Today’s interview comes from Staffordshire, England, in the UK and features the award-winning and published wildlife Photographer and natural history Photojournalist Scott Latham. Scott finds inspiration for his photography through a close relationship with wildlife and nature. With a unique approach and understanding of the natural world, Scott’s work provides the viewer with an awareness of its fragility.
Thank you, Scott and it’s my pleasure to share your thoughts and experiences with our readers. Your work is brilliant and you are someone who is definitely worth following. Also, congratulations to you on your recent win at the British Photography Awards. What a remarkable achievement!
Can you please tell the readers a bit about yourself?
I am a nature photographer, field ecologist, conservationist, and filmmaker. Dedicated to compelling ecology and conservation stories through visual media formats. My aim is to provide factual videos and articles backed by ecological research and stunning photography.
I’m a proud father; an Aston Villa fan and I’m super lucky to be married to my best friend Claire.
Where do you call home?
I live in Staffordshire, England, UK
After browsing through your website, I see that you’re truly immersed in the field of photography. What is it that led you towards photography and how long have you been working in it?
I’ve always had a passion for wildlife and the natural world. My granddad was a Royal Photographic Society member and that led me to first playing with a camera. Naturally, I focused on wildlife after first getting a Sony Bridge camera. Then I purchased a Canon DSLR years ago before full-time in 2014.
Are you satisfied with your choice of getting involved with this industry? Is there anything else you would rather be doing?
100% the best choice ever, I love photography. Everything about it. All genres fascinate me from street images to landscapes.

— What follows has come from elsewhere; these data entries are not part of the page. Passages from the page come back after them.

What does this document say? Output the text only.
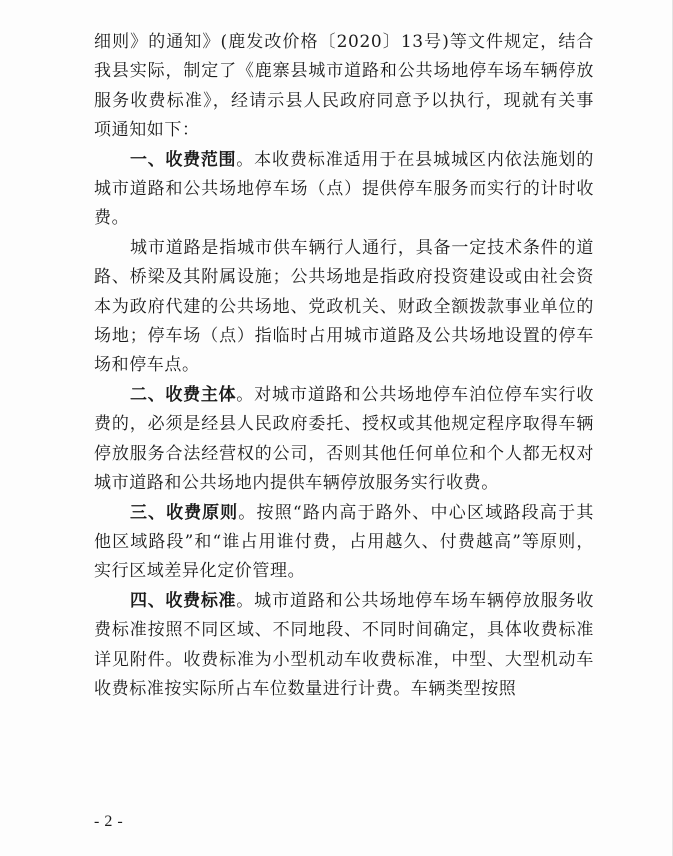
细则》的通知》(鹿发改价格〔2020〕13号)等文件规定，结合我县实际，制定了《鹿寨县城市道路和公共场地停车场车辆停放服务收费标准》，经请示县人民政府同意予以执行，现就有关事项通知如下：

一、收费范围。本收费标准适用于在县城城区内依法施划的城市道路和公共场地停车场（点）提供停车服务而实行的计时收费。

城市道路是指城市供车辆行人通行，具备一定技术条件的道路、桥梁及其附属设施；公共场地是指政府投资建设或由社会资本为政府代建的公共场地、党政机关、财政全额拨款事业单位的场地；停车场（点）指临时占用城市道路及公共场地设置的停车场和停车点。

二、收费主体。对城市道路和公共场地停车泊位停车实行收费的，必须是经县人民政府委托、授权或其他规定程序取得车辆停放服务合法经营权的公司，否则其他任何单位和个人都无权对城市道路和公共场地内提供车辆停放服务实行收费。

三、收费原则。按照“路内高于路外、中心区域路段高于其他区域路段”和“谁占用谁付费，占用越久、付费越高”等原则，实行区域差异化定价管理。

四、收费标准。城市道路和公共场地停车场车辆停放服务收费标准按照不同区域、不同地段、不同时间确定，具体收费标准详见附件。收费标准为小型机动车收费标准，中型、大型机动车收费标准按实际所占车位数量进行计费。车辆类型按照

- 2 -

Naturally, for me, I take nature images, but I love the work of so many visual artists. There is something so special about being able to tell a story from 1/2500th of a second in time.

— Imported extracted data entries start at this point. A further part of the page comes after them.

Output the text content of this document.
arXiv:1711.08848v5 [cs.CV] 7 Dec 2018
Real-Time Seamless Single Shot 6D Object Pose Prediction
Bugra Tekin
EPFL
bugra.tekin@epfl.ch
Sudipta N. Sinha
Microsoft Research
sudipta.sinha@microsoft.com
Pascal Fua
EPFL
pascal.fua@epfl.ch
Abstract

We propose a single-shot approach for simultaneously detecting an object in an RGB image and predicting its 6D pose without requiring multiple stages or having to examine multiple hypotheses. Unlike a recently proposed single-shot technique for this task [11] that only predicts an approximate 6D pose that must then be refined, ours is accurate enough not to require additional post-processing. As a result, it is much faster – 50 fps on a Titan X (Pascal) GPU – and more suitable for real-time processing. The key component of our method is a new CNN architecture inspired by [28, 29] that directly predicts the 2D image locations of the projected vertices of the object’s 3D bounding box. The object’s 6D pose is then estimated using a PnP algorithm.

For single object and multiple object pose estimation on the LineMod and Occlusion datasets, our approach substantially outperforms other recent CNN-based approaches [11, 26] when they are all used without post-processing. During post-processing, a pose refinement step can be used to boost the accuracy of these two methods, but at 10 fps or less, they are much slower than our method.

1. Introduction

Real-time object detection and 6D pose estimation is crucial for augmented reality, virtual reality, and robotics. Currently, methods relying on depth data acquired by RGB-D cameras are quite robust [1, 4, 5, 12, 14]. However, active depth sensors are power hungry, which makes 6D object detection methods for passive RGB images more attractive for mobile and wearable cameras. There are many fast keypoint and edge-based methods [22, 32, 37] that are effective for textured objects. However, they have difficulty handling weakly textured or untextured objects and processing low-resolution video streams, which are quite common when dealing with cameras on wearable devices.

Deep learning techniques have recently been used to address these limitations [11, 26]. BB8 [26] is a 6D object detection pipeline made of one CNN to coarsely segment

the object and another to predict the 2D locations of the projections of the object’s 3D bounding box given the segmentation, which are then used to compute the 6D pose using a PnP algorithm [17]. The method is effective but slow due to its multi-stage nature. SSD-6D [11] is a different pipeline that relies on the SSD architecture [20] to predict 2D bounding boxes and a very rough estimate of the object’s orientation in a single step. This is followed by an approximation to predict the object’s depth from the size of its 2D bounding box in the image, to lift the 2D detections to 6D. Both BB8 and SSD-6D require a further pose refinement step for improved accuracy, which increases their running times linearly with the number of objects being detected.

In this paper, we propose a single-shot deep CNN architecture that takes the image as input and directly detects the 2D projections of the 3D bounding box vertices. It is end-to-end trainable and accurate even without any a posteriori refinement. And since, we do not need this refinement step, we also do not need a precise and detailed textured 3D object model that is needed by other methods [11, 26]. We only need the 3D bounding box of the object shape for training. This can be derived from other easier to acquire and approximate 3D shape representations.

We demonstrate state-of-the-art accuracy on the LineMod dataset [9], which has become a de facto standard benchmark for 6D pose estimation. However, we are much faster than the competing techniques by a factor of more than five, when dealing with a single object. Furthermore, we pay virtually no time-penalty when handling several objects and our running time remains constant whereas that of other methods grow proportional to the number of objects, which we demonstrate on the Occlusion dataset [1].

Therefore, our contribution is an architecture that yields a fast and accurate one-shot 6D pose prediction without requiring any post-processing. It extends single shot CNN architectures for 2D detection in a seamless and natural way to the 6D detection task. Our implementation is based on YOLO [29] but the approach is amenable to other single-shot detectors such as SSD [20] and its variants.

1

My purpose is to help save endangered species through my images, and tell the story of their struggles, so people can be made more aware and act on saving habitats and wildlife.
If there was one thing you would want prospective clients to know about you, what would it be?
Be ready for a laugh as much as learning and taking great images. Remember the subject comes first not the photo! – That’s a couple of things I know but hey.
What type of photography shoots do you look forward to?
Endangered Primate conservation projects. Nothing beats sitting 4000 feet above sea level in the mountains with gorillas.
When shooting subjects, what do you find most challenging?
Light… Much of the primate work I do, the light is terrible. But it also makes you think out of the box and try different images.
Who or what inspires you in your personal life and work?
My Wife & Kids… I do everything I do because they 100% support what I do.
What’s the best part of being a photographer?
Being with wildlife in their natural habitats.
What is your favorite part of heading out to a new location?
The challenge. The first few days of meeting the local people, children and communities and speaking to them about their heritage and how they find living the subject affects their lives.
What do you hope viewers take away from your images?
I hope it inspires them to realise the state of our natural world and how as humans we’ve been the leading cause to mass extinction. I hope if just 1 person changes how we buy palm oil products, for example, can make a huge difference in saving endangered wildlife.
What is one piece of advice you would like to offer a new photographer looking to start their own business?
Let your passion show! Keep working hard, it won’t come overnight, but the rewards are worth every sweat, tear and empty bank account. Never work for free!
What type of camera(s) do you shoot with? What is your favorite lens?
Canon Bodies… I love my 300 f2.8 – it’s my go-to all-rounder.
What is in your camera bag?
At the Moment, hmm… Canon 7Dmkii – 300 2.8, 2x & 1.4x tc, batteries and laptop.
What is your favorite photography accessory?
Bean Bag! I hate tripod so restrictive but couldn’t live without my beanbag.
What piece of equipment would you most like to get but don’t have yet?
Sony A9 body! (yes I know I’m a canon user but still! What an awesome mirrorless camera)
How important is Photoshop or other image editing software in your final images?
A final image is everything. I was a graphic designer for years, so naturally, I love PS!
Can you tell me about one of your favorite or most memorable photo shoots? What made it so great and why did you like it so much?
My first ever trek with mountain gorillas. I instantly fell in love. To be able to document the families daily life was more than special. It was a life changing experience.
Do you have any projects that make you look back and shake your head? What made the experience so unpleasant?
Nothing comes to mind. Every moment out with nature is special. Even on days when you don’t get to take any photographs. Just been there and watching is just as special.
What do you think the future holds for you? Where do you see yourself in the next few years?
I have just launched a not-for-profit organisation called 98% HUMAN. A photography and artwork movement to help save the world’s remaining primates. It means getting out to document the 4 main species of Great Apes that hold a 98% or higher DNA match to humans. I guess this will take up the majority of my time.